A number of characteristics were determined with a new automated method for a partially purified beta-lactamase from Vibrio parahaemolyticus. The enzyme had a molecular weight of 28,000 by gel filtration, a pH optimum between 6.5 and 7.0, and a temperature optimum at 36 degrees C. With penicillin G as the substrate, the K(m) value for the beta-lactamase was 54.4 muM. The beta-lactamase was inhibited by cloxacillin but not by p-chloromercuribenzoate. The enzyme was similar but not identical to beta-lactamases from gram-negative, "nonhalophilic" organisms described by other workers.
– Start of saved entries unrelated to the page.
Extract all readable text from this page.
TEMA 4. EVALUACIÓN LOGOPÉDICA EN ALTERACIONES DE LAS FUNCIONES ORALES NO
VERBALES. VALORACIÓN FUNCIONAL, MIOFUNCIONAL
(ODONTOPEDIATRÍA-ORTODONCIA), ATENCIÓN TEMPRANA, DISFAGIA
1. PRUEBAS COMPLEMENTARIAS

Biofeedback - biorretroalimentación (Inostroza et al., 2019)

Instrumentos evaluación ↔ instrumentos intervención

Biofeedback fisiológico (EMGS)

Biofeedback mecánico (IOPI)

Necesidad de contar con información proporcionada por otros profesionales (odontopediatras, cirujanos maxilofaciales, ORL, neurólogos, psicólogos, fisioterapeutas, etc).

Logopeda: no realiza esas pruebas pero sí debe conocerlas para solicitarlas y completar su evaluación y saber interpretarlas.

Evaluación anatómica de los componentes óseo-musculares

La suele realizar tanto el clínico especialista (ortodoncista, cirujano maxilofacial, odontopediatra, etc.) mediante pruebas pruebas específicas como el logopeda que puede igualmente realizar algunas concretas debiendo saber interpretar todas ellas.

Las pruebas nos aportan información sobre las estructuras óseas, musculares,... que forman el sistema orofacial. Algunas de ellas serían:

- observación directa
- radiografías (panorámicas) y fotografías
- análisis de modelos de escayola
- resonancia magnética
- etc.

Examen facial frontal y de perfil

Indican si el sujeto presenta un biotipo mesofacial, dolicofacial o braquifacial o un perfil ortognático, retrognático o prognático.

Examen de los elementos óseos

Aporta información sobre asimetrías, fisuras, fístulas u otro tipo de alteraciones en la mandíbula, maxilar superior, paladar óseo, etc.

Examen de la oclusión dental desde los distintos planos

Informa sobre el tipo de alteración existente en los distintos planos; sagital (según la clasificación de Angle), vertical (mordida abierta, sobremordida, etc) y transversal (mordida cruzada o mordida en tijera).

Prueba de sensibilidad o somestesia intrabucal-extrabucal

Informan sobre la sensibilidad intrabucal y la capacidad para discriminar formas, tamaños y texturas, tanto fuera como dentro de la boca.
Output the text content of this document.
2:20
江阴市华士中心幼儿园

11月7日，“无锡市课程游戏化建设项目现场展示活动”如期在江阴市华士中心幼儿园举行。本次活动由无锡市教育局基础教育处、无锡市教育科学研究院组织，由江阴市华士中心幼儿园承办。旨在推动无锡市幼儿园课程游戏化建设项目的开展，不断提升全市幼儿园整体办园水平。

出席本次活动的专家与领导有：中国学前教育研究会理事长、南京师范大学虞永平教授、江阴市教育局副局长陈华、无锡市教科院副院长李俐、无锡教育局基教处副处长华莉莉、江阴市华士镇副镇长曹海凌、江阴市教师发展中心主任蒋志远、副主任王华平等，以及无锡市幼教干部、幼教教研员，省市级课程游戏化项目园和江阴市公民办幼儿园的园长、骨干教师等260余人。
The microiodometric assay to measure beta-lactamase activity was automated with the use of a centrifugal analyzer that permitted 14 simultaneous determinations. Within-run precision was tested by putting the same reaction mixture in each well, and the coefficient of variation was only about 3%. Four extracts from different strains of halophilic vibrios were used to demonstrate that reaction rates were linear with enzyme concentration. The correlation coefficient of activity by the automated method with activity by the spectrophotometric method was 0.9721, demonstrating that the methods compared favorably with each other. The automated method greatly facilitated the characterization of the beta-lactamase.